Sometimes you need to gather threat intelligence data as quickly as possible, and Rapid7’s Project Sonar Opendata can provide great insights.
However, there’s a challenge: you can’t easily grep the HTTP response body with the lovely jq tool because the data field in the resulting JSON is base64 encoded:
{
"data": "SFRUUC8xLjAgNDAwIEJhZCBSZXF1ZXN0DQpTZXJ2ZXI6IEFrYW1haUdIb3N0DQpNaW1lLVZlcnNpb246IDEuMA0KQ29udGVudC1UeXBlOiB0ZXh0L2h0bWwNCkNvbnRlbnQtTGVuZ3RoOiAyMDgNCkV4cGlyZXM6IE1vbiwgMjMgQXByIDIwMTggMDc6NDA6MjkgR01UDQpEYXRlOiBNb24sIDIzIEFwciAyMDE4IDA3OjQwOjI5IEdNVA0KQ29ubmVjdGlvbjogY2xvc2UNCg0KPEhUTUw+PEhFQUQ+CjxUSVRMRT5JbnZhbGlkIFVSTDwvVElUTEU+CjwvSEVBRD48Qk9EWT4KPEgxPkludmFsaWQgVVJMPC9IMT4KVGhlIHJlcXVlc3RlZCBVUkwgIiYjOTE7bm8mIzMyO1VSTCYjOTM7IiwgaXMgaW52YWxpZC48cD4KUmVmZXJlbmNlJiMzMjsmIzM1OzkmIzQ2OzFmMzEzMjE3JiM0NjsxNTI0NDY5MjI5JiM0NjsyNDFiOGFmCjwvQk9EWT48L0hUTUw+Cg==",
"host": "REDACTED",
"ip": "REDACTED",
"path": "/",
"port": 80,
"vhost": "REDACTED"
}
While you could probably grep this using a decent bash script, I believe I have a better option.
Update:
Apparently the latest
jq
version has a@base64d
filter so there is definitely another way to accomplish this using only jq. But still it’s nice to have multiple options.
My Solution
To overcome this issue, I wrote a quick and dirty app called sonargrep. It accepts gzipped data from stdin and tries to find host entries that contain the data you’re looking for. You can install sonargrep with the following command (assuming Go is already installed):
$ go install github.com/ilyaglow/sonargrep
Usage
For example, here’s how to get a list of WordPress-related IPs:
$ curl -L -s https://opendata.rapid7.com/sonar.https/2018-04-24-1524531601-https_get_443.json.gz \
| sonargrep -w wordpress -i \
| jq -r '.ip'
It accomplishes the following:
- Greps records containing “wordpress” (case-insensitive) in their HTTP response body from the
sonar.https
dataset. - Extracts IPs using jq.
- Does all this without saving the 50GB file to disk.

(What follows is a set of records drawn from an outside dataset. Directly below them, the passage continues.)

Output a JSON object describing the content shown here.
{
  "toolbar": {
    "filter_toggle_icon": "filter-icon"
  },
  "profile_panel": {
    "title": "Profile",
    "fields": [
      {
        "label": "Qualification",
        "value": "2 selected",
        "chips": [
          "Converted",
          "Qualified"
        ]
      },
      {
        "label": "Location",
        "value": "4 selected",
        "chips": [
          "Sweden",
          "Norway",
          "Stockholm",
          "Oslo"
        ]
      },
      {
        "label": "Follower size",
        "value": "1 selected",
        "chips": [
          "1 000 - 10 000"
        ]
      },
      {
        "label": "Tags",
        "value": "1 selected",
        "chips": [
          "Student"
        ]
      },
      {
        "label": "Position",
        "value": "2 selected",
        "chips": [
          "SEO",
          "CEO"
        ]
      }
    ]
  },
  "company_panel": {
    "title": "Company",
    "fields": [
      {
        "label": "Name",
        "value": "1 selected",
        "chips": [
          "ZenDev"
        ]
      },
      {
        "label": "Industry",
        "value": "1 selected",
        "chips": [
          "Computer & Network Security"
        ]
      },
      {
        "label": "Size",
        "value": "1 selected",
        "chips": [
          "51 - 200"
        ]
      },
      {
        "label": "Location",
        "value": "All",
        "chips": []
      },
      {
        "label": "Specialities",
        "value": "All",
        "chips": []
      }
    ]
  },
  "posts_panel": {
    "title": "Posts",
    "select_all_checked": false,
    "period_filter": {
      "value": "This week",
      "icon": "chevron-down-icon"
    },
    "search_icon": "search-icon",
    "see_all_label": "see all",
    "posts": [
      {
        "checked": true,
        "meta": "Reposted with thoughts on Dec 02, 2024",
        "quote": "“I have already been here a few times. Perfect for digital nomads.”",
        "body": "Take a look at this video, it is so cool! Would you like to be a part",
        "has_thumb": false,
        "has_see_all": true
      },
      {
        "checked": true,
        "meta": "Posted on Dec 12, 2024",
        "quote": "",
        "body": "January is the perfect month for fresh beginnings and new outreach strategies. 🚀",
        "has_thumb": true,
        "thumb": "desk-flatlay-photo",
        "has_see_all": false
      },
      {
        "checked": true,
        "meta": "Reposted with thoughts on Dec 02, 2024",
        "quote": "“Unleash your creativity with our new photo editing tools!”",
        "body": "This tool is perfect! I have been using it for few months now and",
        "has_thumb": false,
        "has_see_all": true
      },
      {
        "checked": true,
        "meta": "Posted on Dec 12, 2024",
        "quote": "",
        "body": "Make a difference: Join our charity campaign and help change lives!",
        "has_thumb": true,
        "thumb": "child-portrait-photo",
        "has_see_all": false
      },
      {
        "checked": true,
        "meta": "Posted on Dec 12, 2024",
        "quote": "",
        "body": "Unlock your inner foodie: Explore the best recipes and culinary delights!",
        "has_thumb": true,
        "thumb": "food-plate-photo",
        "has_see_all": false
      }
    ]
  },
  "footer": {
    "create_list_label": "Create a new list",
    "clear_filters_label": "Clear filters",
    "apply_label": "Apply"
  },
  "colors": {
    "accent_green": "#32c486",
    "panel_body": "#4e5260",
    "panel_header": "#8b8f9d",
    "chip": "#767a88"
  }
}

Update: I’ve created a Docker image for the latest jq GitHub version, so you can perform the same task like this:
$ alias jq="sudo docker run -i --rm ilyaglow/jq"
$ curl -L -s https://opendata.rapid7.com/sonar.https/2018-04-24-1524531601-https_get_443.json.gz \
| gunzip \
| jq -r 'select((.data | @base64d) | match(".*wordpress.*", "i")) | .ip'
Workflow
Here’s how my opendata research workflow with sonargrep now looks:
- Spin up a DigitalOcean droplet
- Start grepping
- Wait for an hour or so, while playing with the results that come in real-time
- Terminate the droplet
This approach allows for quick and efficient analysis of large datasets without the need for extensive local storage or processing power.